You can bake these a little ahead if you need to, as they taste great even at room temperature. (Oh heck, we even loved them the next day after a few seconds in the microwave.) However, if you have fridge space, I recommend that you prepare the recipe only to the point of baking, and then pop the pan in the oven as your guests arrive.
two 7½ ounce jars artichoke hearts in oil
1 medium onion, peeled and chopped (4 ounces; ¾ cup chopped)
1 clove garlic, peeled, pressed or minced
1 teaspoon dried oregano
4 large eggs, beaten lightly
¼ cup fine fresh bread crumbs
¼ teaspoon Green Tabasco
½ teaspoon fine sea salt, and then to taste
freshly ground black pepper, to taste
2 cups shredded Cheddar (5 ounces)
2 tablespoons chopped parsley
½ cup shredded Cheddar
- Drain the marinade from one jar into a sauté pan and reserve the marinade from the other jar.

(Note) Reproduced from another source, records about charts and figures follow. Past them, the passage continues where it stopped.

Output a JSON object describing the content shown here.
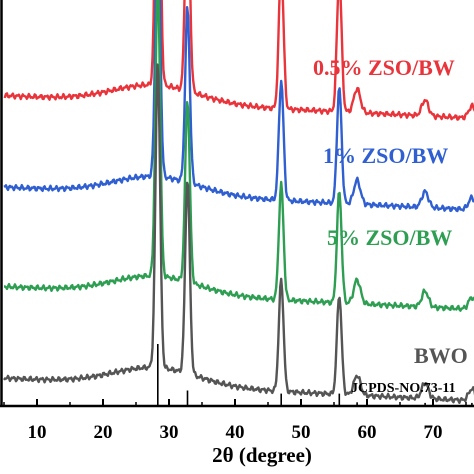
{
  "chart_data": {
    "type": "line",
    "xlabel": "2θ (degree)",
    "ylabel": "",
    "xlim": [
      5,
      80
    ],
    "x_ticks": [
      10,
      20,
      30,
      40,
      50,
      60,
      70
    ],
    "grid": false,
    "legend": "inline labels at right",
    "series": [
      {
        "name": "0.5% ZSO/BW",
        "color": "#e8343a",
        "baseline": 0.78,
        "peaks": [
          [
            28.3,
            0.9
          ],
          [
            32.8,
            0.53
          ],
          [
            47.0,
            0.36
          ],
          [
            55.8,
            0.34
          ],
          [
            58.5,
            0.06
          ],
          [
            68.8,
            0.04
          ],
          [
            75.9,
            0.03
          ]
        ]
      },
      {
        "name": "1% ZSO/BW",
        "color": "#2f5fd0",
        "baseline": 0.55,
        "peaks": [
          [
            28.3,
            0.7
          ],
          [
            32.8,
            0.44
          ],
          [
            47.0,
            0.3
          ],
          [
            55.8,
            0.29
          ],
          [
            58.5,
            0.06
          ],
          [
            68.8,
            0.04
          ],
          [
            75.9,
            0.03
          ]
        ]
      },
      {
        "name": "5% ZSO/BW",
        "color": "#2e9e52",
        "baseline": 0.3,
        "peaks": [
          [
            28.3,
            0.75
          ],
          [
            32.8,
            0.46
          ],
          [
            47.0,
            0.29
          ],
          [
            55.8,
            0.28
          ],
          [
            58.5,
            0.06
          ],
          [
            68.8,
            0.04
          ],
          [
            75.9,
            0.03
          ]
        ]
      },
      {
        "name": "BWO",
        "color": "#555555",
        "baseline": 0.07,
        "peaks": [
          [
            28.3,
            0.77
          ],
          [
            32.8,
            0.49
          ],
          [
            47.0,
            0.28
          ],
          [
            55.8,
            0.25
          ],
          [
            58.5,
            0.05
          ],
          [
            68.8,
            0.04
          ],
          [
            75.9,
            0.03
          ]
        ]
      }
    ],
    "reference": {
      "name": "JCPDS-NO.73-11",
      "lines": [
        [
          28.3,
          1.0
        ],
        [
          32.8,
          0.25
        ],
        [
          47.0,
          0.2
        ],
        [
          55.8,
          0.2
        ],
        [
          58.5,
          0.06
        ],
        [
          68.8,
          0.05
        ],
        [
          75.9,
          0.05
        ]
      ]
    }
  }
}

- Add the onion, garlic, and oregano to the sauté pan and sauté until softened but not browned, about 5 minutes. If all of the liquid has evaporated, add 2 tablespoons of the reserved marinade. (The remaining marinade may be discarded.)
- Remove the sauté pan from the heat, and let cool slightly.
- Chop the artichokes.
- In a large bowl, combine the artichokes, eggs, bread crumbs, Green Tabasco, salt, and pepper. Add the 2 cups cheddar, parsley, and cooled onion-garlic mixture. Mix thorougly but gently.
- Do ONE of the following: Coat a 9-inch square baking pan with vegetable oil spray and fill it with the artichoke mixture. Or coat an 18-cup, shallow, mini muffin pan with vegetable oil spray and divide the artichoke mixture evenly between the cups.
- Top the artichoke mixture with the remaining ½ cup cheese.
- Bake at 325° for about 30 minutes for the 9-inch square pan or 18 minutes for the muffin pan. The frittata with be puffed and golden. If needed, broil for a minute or two to lightly brown the cheese topping.
- To serve, cut into small squares or simply remove from the muffin cups, and arrange on a platter. Can be served warm or at room temperature.
Makes 18 servings, but no one ever eats only one.